The cardiologist wants additional chromosome testing, ultrasounds of the head and kidneys, and a few other things, right after birth. She also said the lungs can be compromised, so throughout life, the slightest runny nose means a trip to the pediatrician, concerns about RSV, etc. Six and a half hours later, I left. Then drove the four hours back, in the first snow of the year. Don’t I have all the luck?
Yesterday I was a confused mess. I called the original pediatric cardiologist and he met with me within hours. The discussion was very informative, and he clarified the need for additional chromosome testing (which hadn’t made any sense to me since the amnio was normal.) Apparently there are some cardiac lesions that are associated with chromosome issues that aren’t included in the amnio. He named one in particular, which sent me marching upstairs to my perinatologist’s office (they’re in the same hospital.)
My perinatologist’s nurse showed me the test results, negative. She also said my doctor was in, if I wanted to see him. I waited for him to finish seeing patients, then he and I sat down for another long, very helpful discussion.

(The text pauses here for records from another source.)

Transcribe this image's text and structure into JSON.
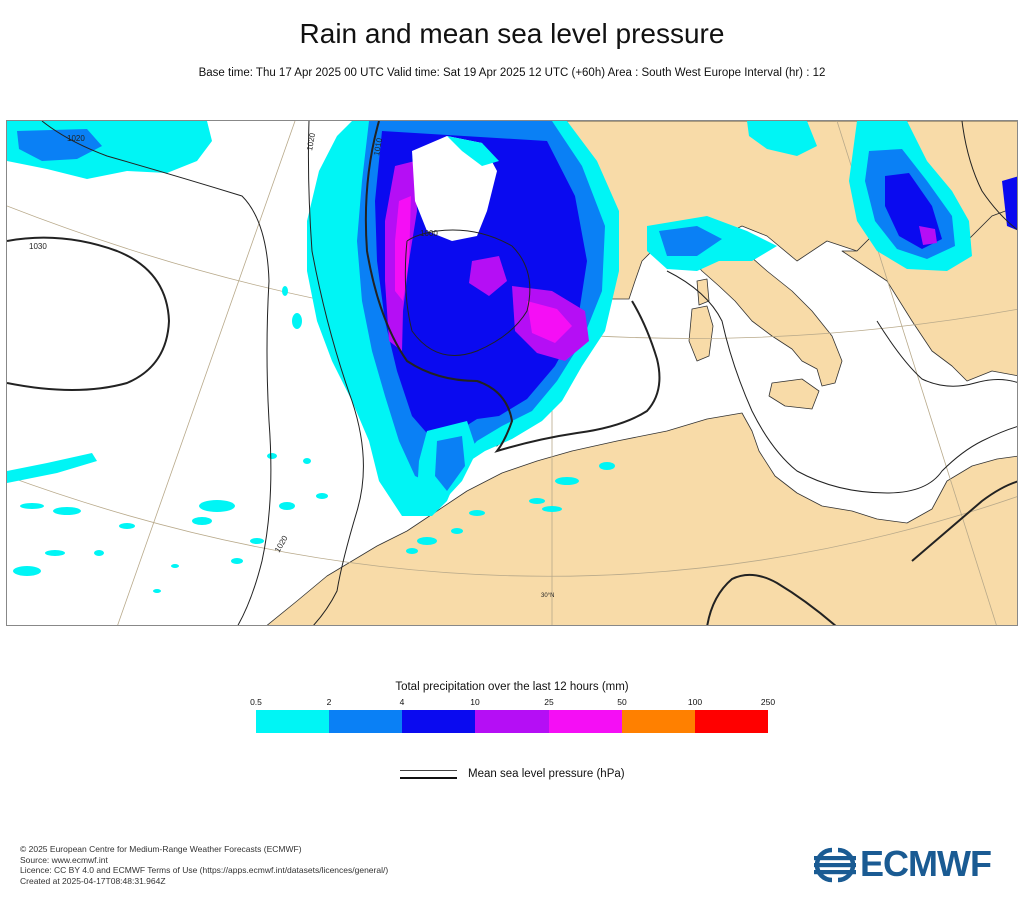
{
  "title": "Rain and mean sea level pressure",
  "subtitle": "Base time: Thu 17 Apr 2025 00 UTC Valid time: Sat 19 Apr 2025 12 UTC (+60h) Area : South West Europe Interval (hr) : 12",
  "map": {
    "isobar_labels": [
      "1020",
      "1020",
      "1030",
      "1010",
      "1000",
      "1020"
    ],
    "latitude_label": "30°N",
    "colors": {
      "land": "#f8dba8",
      "sea": "#ffffff",
      "coastline": "#333333",
      "isobar": "#222222",
      "graticule": "#b8a98a"
    }
  },
  "legend": {
    "title": "Total precipitation over the last 12 hours (mm)",
    "ticks": [
      "0.5",
      "2",
      "4",
      "10",
      "25",
      "50",
      "100",
      "250"
    ],
    "colors": [
      "#00f5f5",
      "#0a80f5",
      "#0a0af0",
      "#b50ef5",
      "#f50ef5",
      "#ff8000",
      "#ff0000"
    ]
  },
  "mslp_legend": {
    "label": "Mean sea level pressure (hPa)"
  },
  "credits": {
    "line1": "© 2025 European Centre for Medium-Range Weather Forecasts (ECMWF)",
    "line2": "Source: www.ecmwf.int",
    "line3": "Licence: CC BY 4.0 and ECMWF Terms of Use (https://apps.ecmwf.int/datasets/licences/general/)",
    "line4": "Created at 2025-04-17T08:48:31.964Z"
  },
  "logo": {
    "text": "ECMWF",
    "color": "#1a5b93"
  }
}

This morning I left a message for my high risk OB’s nurse, and had asked that she call me. My doctor called instead; she’d just read the reports from the U. We had another long talk. She also informed me that she’d spoken with the neonatologist and he said that if I wanted to deliver there, he was okay with it. One of her partners brought up the issue of transferring the baby to Minneapolis, in February, the concern being weather/ blizzard related. Of course with the new diagnosis, my doctor doesn’t think anyone will be comfortable with delivering locally :(
So, where does this leave us? Well, obviously in the hands of some fantastic doctors. My high risk OB, original perinatologist and original pediatric cardiologist have to be some of the most caring, compassionate providers I’ve ever met. Ever. Of course we are devastated, beyond words, devastated. For now I’m scheduling appointments with other providers, researching like mad, and making a quick out of state trip for additional opinions.
Baby A is a very sick little boy, and we could use all the good thoughts and prayers you have.